RRSP Myth #3: I can only open an RRSP through my job.
If you’ve always worked at jobs that offer RRSPs and RRSP matching programs (#blessed) you might think that RRSPs are something that you can only get through your workplace. However, this is entirely false.
You can open an RRSP on your own at any financial institution, including online ones as we covered in myth #2. It’s not hard, and if you opt for something like Questwealth Portfolios that charges just 0.25% in management fees (plus the cost of the ETFs) you’ll get just as easy an experience as handing your money to your company RRSP, for a fraction of the cost.
What’s Questwealth Portfolios? Questrade may be known as Canada’s best online brokerage, as crowned by MoneySense and Ratehub, but they have options for everyone, even if you’re not yet ready to buy and sell stocks and ETFs yourself. With Questwealth Portfolios, you’ll receive a pre-built, diversified portfolio of ETFs that is based on your goals and risk profile.
Plus, you can get your first $10,000 managed for free with Questwealth Portfolios by signing up through this link! (It’s an affiliate link, so I’ll earn a small commission at no cost to you.)
RRSP Myth #4: I will have to pay hefty fees and taxes if I transfer my RRSP.
Because you can’t withdraw money from your RRSP without paying taxes on it, a lot of people think that you also can’t transfer an RRSP to a new financial institution without paying taxes on it. False!
When you transfer an RRSP to another RRSP at a different company, it doesn’t count as withdrawing the money. To make sure that happens, sign up for an account with your chosen company and have them initiate the transfer on your behalf. They’ve got the systems in place to make sure it happens properly, so you don’t have to withdraw all your money and recontribute it later, which would trigger taxes.
However, part of this is sometimes true: Many financial companies will charge you a fee to move your RRSP elsewhere. Luckily, Questrade will cover up to $150 in fees incurred while moving your RRSP to them, and they have no minimum account balance required to be eligible for covering those fees. That’s a next-level offer, and means it really is free to move your RRSP to them. Sweet.
RRSP Myth #5: The only reason to save in an RRSP is the tax break.
Especially at this time of year, it’s fair that tax breaks are top of mind, but it’s a myth that the tax break is the only reason to invest in your RRSP. Note the key word there: invest.
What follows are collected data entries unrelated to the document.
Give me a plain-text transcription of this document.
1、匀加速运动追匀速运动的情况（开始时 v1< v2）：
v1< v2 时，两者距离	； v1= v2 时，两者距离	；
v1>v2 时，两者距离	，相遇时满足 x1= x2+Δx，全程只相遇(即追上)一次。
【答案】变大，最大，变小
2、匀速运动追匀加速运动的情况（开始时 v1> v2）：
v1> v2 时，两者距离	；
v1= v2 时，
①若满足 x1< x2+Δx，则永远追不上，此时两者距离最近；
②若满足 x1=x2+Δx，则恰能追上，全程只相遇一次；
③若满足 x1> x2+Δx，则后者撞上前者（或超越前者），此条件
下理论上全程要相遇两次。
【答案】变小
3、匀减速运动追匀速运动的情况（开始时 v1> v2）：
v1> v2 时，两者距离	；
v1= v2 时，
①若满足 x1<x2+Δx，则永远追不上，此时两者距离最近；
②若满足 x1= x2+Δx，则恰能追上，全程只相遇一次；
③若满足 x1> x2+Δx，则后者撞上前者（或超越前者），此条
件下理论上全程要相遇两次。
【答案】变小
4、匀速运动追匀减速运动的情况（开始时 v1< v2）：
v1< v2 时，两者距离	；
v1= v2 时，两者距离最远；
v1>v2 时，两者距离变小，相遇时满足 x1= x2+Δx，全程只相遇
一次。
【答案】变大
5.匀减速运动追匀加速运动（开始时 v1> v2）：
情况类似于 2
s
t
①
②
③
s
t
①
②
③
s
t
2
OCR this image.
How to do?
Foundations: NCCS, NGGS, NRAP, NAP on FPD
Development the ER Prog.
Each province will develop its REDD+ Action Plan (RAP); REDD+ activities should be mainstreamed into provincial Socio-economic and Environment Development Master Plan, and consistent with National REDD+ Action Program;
Your RRSP is a powerful investment account, because any growth that happens in the account isn’t taxed until you withdraw it. If you invested outside of an RRSP in a taxable account, you’d be on the hook for capital gains taxes in the account, whereas your investments can grow tax-free in your RRSP for as long as they’re in there.
When you combine that tax-free growth with low-fee investments, it means you’re keeping more of your investment returns and will be better able to fund your retirement. (Especially if you also invest the tax refunds you’re getting for your contributions!)
RRSP Myth #6: I can only invest in mutual funds in my RRSP.
Let’s talk about fees.
Canadians hold 1.63 trillion dollars in mutual funds, and 70% of the money Canadians have in mutual funds gets charged an average fee of 2% or more. That may not seem like a lot, but over a lifetime it’s a lot of money. Questrade put together a calculator to show you just how much the high fees on mutual funds can eat into your returns over time—in my example, I’d end up over $200,000 richer over 30 years just by paying lower fees with Questwealth Portfolios.
Luckily, you can invest in plenty of options other than mutual funds in your RRSP—even if you’re not an expert. Options like Questwealth Portfolios are built using ETFs, which give you the benefit of mutual funds (a bundle of different investments, instead of just a single stock or bond) without the high fees.
And since fees are one of the only things that are entirely within your control when it comes to investing, it makes sense to make sure you’re avoiding them—which you can definitely do within your RRSP.